I spent this past Labor Day with my family.  I decided to take a full three-day weekend and just relax with the family (if you can say that spending time with the family is totally relaxing, but I digress).  Anyway, I went to visit my grandmother in the assisted living home.  Her health is really starting to go downhill and I thought I should spend some time with her.

One of the things that I noticed was that my grandmother’s mind was really slipping.  Although I knew that she wasn’t doing well, I really didn’t realize how bad she was getting.

I also spent some time with my parents talking about her estate plan.  It is weird.  Just because you go to law school doesn’t mean that you know everything about the law.  Estate planning really isn’t my forte.  Anyway, my parents and I discussed the Revocable Trust and Powers of Attorney.  My father was telling me about the difficulty that he was having with the bank with regard to the Power of Attorney.

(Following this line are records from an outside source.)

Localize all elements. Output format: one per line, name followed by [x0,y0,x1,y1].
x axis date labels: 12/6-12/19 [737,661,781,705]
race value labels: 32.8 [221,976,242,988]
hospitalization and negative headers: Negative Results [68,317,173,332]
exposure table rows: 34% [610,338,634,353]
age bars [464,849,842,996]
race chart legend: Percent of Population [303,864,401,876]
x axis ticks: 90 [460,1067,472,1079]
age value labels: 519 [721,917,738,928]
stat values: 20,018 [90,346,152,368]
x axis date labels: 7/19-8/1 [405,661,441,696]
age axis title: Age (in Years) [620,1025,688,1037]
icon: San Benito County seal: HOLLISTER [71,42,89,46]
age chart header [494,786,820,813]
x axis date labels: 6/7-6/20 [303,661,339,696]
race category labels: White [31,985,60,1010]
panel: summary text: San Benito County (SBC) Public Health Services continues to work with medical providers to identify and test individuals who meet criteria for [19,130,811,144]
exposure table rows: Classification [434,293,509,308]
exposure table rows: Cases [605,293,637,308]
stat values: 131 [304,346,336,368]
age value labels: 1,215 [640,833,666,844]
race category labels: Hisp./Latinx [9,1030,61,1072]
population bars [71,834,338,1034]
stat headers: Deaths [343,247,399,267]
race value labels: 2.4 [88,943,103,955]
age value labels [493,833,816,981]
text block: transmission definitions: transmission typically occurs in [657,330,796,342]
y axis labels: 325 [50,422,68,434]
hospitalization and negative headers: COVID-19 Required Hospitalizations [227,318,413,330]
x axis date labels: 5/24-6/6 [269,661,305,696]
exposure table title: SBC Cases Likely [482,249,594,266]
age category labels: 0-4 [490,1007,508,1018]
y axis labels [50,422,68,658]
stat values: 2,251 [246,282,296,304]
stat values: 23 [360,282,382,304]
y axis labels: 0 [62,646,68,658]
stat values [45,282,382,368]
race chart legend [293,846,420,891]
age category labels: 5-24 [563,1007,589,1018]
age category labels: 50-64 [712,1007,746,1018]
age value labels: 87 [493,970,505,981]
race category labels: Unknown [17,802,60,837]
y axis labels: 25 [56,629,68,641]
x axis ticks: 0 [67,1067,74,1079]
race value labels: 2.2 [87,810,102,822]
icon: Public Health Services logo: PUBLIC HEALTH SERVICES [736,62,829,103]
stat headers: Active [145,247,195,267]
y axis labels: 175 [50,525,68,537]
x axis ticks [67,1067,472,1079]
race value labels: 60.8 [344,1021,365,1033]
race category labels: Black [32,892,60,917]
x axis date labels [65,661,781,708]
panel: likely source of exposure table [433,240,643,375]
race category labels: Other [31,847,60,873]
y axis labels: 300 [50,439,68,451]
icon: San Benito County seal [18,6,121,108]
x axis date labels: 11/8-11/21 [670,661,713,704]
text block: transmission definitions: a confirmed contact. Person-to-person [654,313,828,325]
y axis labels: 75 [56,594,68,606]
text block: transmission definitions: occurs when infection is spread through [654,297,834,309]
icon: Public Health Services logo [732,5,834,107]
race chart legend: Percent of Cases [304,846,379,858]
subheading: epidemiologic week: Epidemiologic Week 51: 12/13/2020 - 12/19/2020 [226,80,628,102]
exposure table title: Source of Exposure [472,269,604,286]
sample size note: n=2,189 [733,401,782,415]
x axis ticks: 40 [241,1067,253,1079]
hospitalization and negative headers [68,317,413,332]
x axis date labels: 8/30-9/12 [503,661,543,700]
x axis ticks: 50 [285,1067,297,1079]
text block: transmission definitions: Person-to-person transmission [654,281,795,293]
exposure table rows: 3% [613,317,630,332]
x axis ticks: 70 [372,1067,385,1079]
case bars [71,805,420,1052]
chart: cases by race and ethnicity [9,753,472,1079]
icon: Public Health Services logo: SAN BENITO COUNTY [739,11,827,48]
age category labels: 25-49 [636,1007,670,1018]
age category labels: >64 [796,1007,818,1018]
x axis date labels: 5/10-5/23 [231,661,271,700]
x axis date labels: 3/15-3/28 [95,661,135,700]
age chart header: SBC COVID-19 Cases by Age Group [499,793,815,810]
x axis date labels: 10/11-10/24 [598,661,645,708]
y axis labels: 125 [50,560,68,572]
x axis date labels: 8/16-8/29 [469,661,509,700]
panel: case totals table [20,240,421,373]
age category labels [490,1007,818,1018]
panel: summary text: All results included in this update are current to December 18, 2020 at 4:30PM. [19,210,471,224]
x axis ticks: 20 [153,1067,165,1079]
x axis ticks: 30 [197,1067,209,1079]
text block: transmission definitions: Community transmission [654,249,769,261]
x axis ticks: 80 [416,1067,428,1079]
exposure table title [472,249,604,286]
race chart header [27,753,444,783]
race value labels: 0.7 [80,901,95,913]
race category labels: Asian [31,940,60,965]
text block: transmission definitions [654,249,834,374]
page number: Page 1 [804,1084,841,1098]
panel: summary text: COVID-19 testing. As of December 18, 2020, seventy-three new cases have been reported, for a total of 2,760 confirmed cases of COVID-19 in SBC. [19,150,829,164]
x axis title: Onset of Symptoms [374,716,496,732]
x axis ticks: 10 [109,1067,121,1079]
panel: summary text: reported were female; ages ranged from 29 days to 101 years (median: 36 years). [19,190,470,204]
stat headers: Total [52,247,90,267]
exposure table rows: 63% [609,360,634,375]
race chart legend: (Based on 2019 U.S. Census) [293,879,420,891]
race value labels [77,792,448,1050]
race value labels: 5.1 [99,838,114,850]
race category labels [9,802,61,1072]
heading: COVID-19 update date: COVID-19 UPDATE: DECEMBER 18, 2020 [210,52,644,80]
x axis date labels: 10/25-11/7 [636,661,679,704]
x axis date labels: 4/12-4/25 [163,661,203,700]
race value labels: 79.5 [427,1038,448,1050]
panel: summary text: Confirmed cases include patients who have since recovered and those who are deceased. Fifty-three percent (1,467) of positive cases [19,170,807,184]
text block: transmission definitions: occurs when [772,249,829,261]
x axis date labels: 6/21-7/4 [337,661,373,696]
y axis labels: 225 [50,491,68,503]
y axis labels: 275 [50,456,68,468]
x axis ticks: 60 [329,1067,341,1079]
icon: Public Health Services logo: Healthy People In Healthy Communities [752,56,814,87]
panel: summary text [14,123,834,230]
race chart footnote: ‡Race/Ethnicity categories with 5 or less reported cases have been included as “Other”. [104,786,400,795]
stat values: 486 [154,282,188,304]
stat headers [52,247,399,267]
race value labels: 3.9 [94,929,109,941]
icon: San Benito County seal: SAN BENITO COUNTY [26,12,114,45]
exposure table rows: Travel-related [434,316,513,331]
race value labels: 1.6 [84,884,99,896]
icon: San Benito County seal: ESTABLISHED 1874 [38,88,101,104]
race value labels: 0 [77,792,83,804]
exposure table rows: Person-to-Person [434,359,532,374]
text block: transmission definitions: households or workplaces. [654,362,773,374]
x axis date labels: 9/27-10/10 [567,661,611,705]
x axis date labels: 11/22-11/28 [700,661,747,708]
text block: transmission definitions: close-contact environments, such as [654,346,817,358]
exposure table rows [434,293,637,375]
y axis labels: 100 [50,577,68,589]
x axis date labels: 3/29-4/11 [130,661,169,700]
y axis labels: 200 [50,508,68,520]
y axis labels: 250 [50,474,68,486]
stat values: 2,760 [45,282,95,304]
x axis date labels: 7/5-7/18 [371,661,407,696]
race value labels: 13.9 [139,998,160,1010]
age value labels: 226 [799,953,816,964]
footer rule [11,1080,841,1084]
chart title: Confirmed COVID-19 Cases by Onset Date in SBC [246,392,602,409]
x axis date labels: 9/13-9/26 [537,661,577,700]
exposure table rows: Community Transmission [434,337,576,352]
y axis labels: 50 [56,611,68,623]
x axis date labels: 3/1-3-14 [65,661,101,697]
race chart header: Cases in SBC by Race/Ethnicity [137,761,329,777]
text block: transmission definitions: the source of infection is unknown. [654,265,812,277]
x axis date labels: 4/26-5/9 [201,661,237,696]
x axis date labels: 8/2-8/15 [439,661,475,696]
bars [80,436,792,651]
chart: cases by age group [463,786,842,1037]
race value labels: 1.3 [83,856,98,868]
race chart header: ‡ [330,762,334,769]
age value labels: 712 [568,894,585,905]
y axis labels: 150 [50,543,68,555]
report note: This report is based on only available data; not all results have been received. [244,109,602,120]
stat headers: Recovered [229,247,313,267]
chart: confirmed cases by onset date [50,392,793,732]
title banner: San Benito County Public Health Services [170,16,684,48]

The bank was, nearly every time that they went in to change something, was consistently telling them that the Power of Attorney was invalid.  Or at least not valid for bank purposes.

So, I called up an old law school friend that practices estate planning (theeastmanlawfirm.com).  Gary told me that this was, unfortunately, not an uncommon occurrence.  Specifically, he told me that most banks were staffed with people that had next to no knowledge of estate planning and the documents that went along with that.  Thus, when confronted with something that they don’t know (a regular occurrence) they tend to just say “no.”  In these cases, he said to go ahead and just push them on it, asking to speak with the bank manager or the bank’s lawyer.  That usually resolves it.

This led us to a discussion of other estate planning needs.  Seeing how my grandmother is getting older, we went through some of the basics.  Fortunately, we have set her up with a Revocable Trust, which will avoid probate at her death.  Given that all of her assets are titled within the trust, this will really save us a bunch of time and cost at her death.

Unfortunately, we don’t have a living will or a do not resuscitate (DNR) document for my grandmother.  A living will would allow the doctors to remove life-saving care once we give them the document.  Although she’s not quite to that point, she seems to be rapidly getting there and I’d rather she not suffer, you know?

The DNR is a whole other animal.   It’s really more for people with a terminal illness, like cancer.  This would keep the doctors from reviving her if her heart were to stop.  Thankfully, we don’t have to deal with that yet.

In sum, it was great to see the family and also to get a reminder to get your affairs in order before you are no longer able to do so.